Fünft- und Sechstkläger leiten aus dem gesetzlichen Wirkungsbereich der Aufsichtsbehörde ab, dass gerade der Schutz der Anleger als potentielle Opfer eines Betrugs die Anzeigepflicht begründe, weswegen deren Vermögensschäden vom Schutzzweck der Bestimmung über die Anzeigepflicht jedenfalls erfasst seien. Auch erschöpfe sich der Zweck der Anzeigepflicht nicht schon im Strafverfolgungsinteresse des Staates, sondern diene auch Zwecken der Prävention und solle daher künftige Schäden
– wie auch die vorliegenden – vermeiden, sodass sich der Schutzzweck der Norm auch darauf erstrecke.

Die Nebenintervenientin stützt sich auf die Materialien zu § 84 Abs 2a StPO aF, wonach eine Anzeige immer dann zu erstatten sei, wenn der Schutz des Verletzten (des Opfers) oder einer anderen Person vor (weiterer) Gefährdung dies erforderlich mache und danach „jeder durch eine strafbare Handlung Verletzte grundsätzlich Anspruch auf gleichen staatlichen Schutz haben soll“. Auch beziehe sich die Ausnahme des § 84 Abs 2 Z 2 StPO aF gerade auf Vermögensdelikte und mache ebenfalls deutlich, dass die Anzeige eben nicht bloß den Schutz der psychischen und physischen Integrität bezwecke, sondern auch unmittelbar den des Vermögens.

3. Vorbringen der Beklagten

Die Beklagte tritt in ihren Revisionsbeantwortungen den Argumenten der Revisionswerber entgegen und verweist im Wesentlichen darauf, dass der Zweck der Anzeigepflicht nicht in der Verhinderung von Vermögensschäden liege, sondern der Durchsetzung des Strafverfolgungsinteresses des Staates und des Offizialprinzips diene, der als juristische Person einen Behördenapparat benötige, um seine Schutzaufgaben zu erfüllen.

4. Schutzzweck allgemein

4.1 Schutzgesetze im Sinn des § 1311 ABGB sind abstrakte Gefährdungsverbote, die dazu bestimmt sind, die Mitglieder eines Personenkreises gegen Verletzungen von Rechtsgütern zu schützen (RIS-Justiz RS0027710).
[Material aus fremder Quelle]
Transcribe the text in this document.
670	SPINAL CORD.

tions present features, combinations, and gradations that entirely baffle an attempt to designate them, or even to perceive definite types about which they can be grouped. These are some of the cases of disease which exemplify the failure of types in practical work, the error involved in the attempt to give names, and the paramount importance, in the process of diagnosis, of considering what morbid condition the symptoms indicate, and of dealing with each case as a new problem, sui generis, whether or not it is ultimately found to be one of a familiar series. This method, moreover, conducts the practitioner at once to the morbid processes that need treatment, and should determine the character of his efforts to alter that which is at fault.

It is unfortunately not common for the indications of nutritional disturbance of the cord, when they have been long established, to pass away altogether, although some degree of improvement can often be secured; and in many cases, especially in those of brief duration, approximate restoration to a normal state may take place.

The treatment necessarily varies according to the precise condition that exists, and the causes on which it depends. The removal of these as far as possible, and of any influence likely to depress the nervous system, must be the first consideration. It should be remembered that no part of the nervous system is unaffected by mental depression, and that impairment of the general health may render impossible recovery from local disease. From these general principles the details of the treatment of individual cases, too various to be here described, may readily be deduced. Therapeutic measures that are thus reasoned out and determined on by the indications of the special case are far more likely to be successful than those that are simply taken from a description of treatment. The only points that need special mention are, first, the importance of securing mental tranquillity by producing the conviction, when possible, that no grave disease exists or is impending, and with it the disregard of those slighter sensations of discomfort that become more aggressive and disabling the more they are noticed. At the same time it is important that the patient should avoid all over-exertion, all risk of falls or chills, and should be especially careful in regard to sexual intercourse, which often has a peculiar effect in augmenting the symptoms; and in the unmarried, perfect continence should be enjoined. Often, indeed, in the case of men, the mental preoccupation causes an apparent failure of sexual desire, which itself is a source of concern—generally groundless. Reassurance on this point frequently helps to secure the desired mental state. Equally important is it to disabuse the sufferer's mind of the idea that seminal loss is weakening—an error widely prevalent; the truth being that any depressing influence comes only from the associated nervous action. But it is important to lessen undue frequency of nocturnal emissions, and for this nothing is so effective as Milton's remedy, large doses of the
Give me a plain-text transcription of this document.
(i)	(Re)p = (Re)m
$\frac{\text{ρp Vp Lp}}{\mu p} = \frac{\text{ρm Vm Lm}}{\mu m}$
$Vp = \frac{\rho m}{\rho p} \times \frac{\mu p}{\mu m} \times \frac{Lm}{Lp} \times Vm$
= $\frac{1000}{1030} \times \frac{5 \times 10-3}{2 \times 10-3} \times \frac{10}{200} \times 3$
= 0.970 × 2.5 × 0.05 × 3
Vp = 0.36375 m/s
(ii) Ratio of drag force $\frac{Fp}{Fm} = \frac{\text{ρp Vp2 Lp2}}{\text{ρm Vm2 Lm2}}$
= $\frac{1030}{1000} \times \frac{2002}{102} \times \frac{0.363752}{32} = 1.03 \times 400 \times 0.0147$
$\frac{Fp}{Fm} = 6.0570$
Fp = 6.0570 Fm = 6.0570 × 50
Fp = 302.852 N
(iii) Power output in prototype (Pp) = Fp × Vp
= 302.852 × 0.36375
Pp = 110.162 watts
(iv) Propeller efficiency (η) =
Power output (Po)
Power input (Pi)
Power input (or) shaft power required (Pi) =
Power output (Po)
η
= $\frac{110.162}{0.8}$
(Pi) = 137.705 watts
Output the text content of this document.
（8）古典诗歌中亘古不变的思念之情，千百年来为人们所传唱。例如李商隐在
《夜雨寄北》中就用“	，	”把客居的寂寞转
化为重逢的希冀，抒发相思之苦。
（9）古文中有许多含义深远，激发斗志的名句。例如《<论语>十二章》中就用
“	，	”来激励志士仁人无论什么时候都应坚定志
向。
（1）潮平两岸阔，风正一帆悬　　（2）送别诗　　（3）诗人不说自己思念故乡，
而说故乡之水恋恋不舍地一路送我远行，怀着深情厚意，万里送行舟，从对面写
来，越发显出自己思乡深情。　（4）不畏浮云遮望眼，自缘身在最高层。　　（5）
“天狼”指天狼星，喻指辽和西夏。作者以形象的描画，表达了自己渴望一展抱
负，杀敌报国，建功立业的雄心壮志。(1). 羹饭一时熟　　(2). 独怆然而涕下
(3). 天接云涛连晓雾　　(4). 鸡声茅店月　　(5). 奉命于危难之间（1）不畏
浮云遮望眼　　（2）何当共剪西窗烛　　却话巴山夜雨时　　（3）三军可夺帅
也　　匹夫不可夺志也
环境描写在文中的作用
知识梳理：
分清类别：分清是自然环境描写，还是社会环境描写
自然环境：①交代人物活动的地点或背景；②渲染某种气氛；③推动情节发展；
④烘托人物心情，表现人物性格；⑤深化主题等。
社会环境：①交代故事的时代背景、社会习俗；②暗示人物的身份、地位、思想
Sowohl der Geschädigte als auch die Art des Schadens und die Form seiner Entstehung müssen vom

Schutzzweck erfasst sein (RIS-Justiz RS0027553 [T7, T18]).

4.2 Die Beschränkung der Zahl der zur Erhebung von Schadenersatzansprüchen Berechtigten erfolgt aufgrund des Schutzzwecks der Normen (

Rechtswidrigkeits-zusammenhang). Dieser ist ein selbständiges Abgrenzungskriterium der Schadenersatzhaftung neben der Rechtswidrigkeit und der Kausalität. Ohne die eingrenzende Wirkung des Schutzzwecks drohte die Uferlosigkeit der Haftpflicht. Aufgrund eines rechtswidrigen Verhaltens ist daher nur für jene verursachten Schäden zu haften, die vom

Schutzzweck der Verbotsnorm erfasst werden, weil sie gerade diese Schäden verhindern wollte. Die Fragestellung der Normzweckprüfung ist teleologisch ausgerichtet und stellt primär darauf ab, welcher Zweck mit der in ihrem primären Normgehalt festgehaltenen Anordnung verfolgt wird; soll nicht die Schutzzweckprüfung jeglichen Aussagegehalt verlieren, darf sie keinesfalls bei einer bloßen Paraphrasierung des Gesetzestextes stehen bleiben: Nicht jeder Schutz, den die Verhaltensnorm tatsächlich bewirkt, ist auch von deren

Schutzzweck erfasst (RIS-Justiz RS0022813 [T10, T16]; RS0027553 [T14]; RS0031143 [T7, T19, T22]).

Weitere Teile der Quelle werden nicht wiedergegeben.